Борн беспомощно дернулся в своих путах.
— Вот это здорово: ты еще будешь читать мне проповедь о любви к близким!
— Я полагаю, этого довольно, — проговорил Степан Спалко, входя в комнату с точностью шпрехшталмейстера, появляющегося на сцене в строго определенную минуту. — Мне необходимо обсудить с мистером Борном нечто поважнее семейных преданий.
Аннака покорно поднялась со стула, а затем, потрепав Борна по щеке, произнесла:
— Не будь таким букой, Джейсон. Ты — не первый мужчина, которого я обвела вокруг пальца, не ты и последний.
— Нет, — откликнулся Борн, — последним будет Спалко.
— Оставь нас, Аннака, — велел Спалко, надевая мясницкий фартук и натягивая резиновые перчатки. Фартук был чистым и на славу выглаженным. И все же, приглядевшись, на нем можно было различить выцветшие от стирки следы крови.
* * *
После того как Аннака удалилась, Борн обратил все свое внимание на человека, который, как утверждал Хан, спланировал и организовал убийства Алекса и Мо.
— Неужели вы полностью доверяете ей? — спросил он.
— Она неподражаемая лгунья, — хохотнул Спалко, — но и я кое-что понимаю в искусстве лжи. — Он подошел к тележке и окинул взглядом знатока разложенные на ней кошмарные приспособления. — Я полагаю вполне естественным, что, предав в своей жизни так много людей, она поступит аналогичным образом и со мной. — Спалко повернулся, и свет яркой лампы отразился от неестественно блестящей кожи на правой стороне его лица и шеи. — А вы, собственно, что, пытаетесь вбить между нами клин? Опытный оперативник вроде вас именно так бы себя и повел. — Пожав плечами, он взял с тележки один из инструментов и задумчиво повертел его в пальцах. — Впрочем, хватит пустословить. Меня на самом деле интересует совсем другое: насколько далеко вам удалось продвинуться в расследовании относительно доктора Шиффера и его небольшого изобретения?

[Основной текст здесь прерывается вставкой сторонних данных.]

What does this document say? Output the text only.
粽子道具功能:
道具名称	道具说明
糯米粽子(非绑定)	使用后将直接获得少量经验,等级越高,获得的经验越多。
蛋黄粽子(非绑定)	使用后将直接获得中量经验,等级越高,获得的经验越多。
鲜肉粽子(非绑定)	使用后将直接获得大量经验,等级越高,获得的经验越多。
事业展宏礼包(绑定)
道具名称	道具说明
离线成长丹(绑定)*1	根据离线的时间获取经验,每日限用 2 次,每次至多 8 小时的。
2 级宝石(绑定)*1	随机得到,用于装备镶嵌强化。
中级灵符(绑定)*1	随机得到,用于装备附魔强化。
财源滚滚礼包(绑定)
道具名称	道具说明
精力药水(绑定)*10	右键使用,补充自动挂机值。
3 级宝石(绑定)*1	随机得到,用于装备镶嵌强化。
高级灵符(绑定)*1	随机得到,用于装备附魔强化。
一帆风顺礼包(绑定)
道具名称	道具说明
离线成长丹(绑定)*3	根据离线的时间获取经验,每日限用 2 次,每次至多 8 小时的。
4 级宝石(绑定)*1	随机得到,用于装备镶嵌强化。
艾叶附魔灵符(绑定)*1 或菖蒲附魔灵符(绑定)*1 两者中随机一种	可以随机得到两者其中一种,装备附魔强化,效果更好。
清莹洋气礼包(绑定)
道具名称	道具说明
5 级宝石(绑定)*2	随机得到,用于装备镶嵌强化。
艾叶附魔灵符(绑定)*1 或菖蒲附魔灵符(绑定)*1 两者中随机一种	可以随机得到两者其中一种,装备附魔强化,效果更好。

— Где находится Феликс Шиффер? — вопросом на вопрос ответил Борн.
— Вы вряд ли сможете ему помочь, мистер Борн, даже если вам удастся невозможное — освободиться от этих пут и оказаться на свободе. Он прекратил свое бессмысленное существование, и сейчас уже никто не в состоянии вернуть его в этот бренный и суетный мир.
— Вы убили его, — сказал Борн. — Точно так же, как перед этим убили Алекса Конклина и Мо Панова.
Спалко снова и с тем же самым равнодушием передернул плечами:
— Конклин похитил у меня доктора Шиффера как раз тогда, когда он был нужен мне больше всего. Ну и разумеется, мне пришлось вернуть себе Шиффера. Я всегда получаю то, что мне нужно. Однако Конклин должен был заплатить за то, что полагал себя вправе безнаказанно играть со мной в опасные игры.
— А Панов?
— Он просто оказался не в том месте и не в то время, — ответил Спалко. — Видите, как все просто?
Борн вспомнил о том, сколько добра сделал ему доктор Панов, и его захлестнула боль от осознания бессмысленности смерти, какой погиб этот прекрасный человек.
— Выходит, для вас забрать жизни двух человек все равно что щелкнуть пальцами?
— Даже легче! — рассмеялся Спалко. — А по сравнению с тем, что произойдет завтра, смерть этих двоих покажется вам и вовсе сущей безделицей!
Борн старался не смотреть на блестящий инструмент в руке Спалко, но вместо этого в его мозгу всплывало видение посиневшего трупа Ласло Молнара, втиснутого в собственный холодильник. Выходит, Борн оказался первым, кому было суждено увидеть, что творят с человеческим телом блестящие инструменты «доктора» Спалко.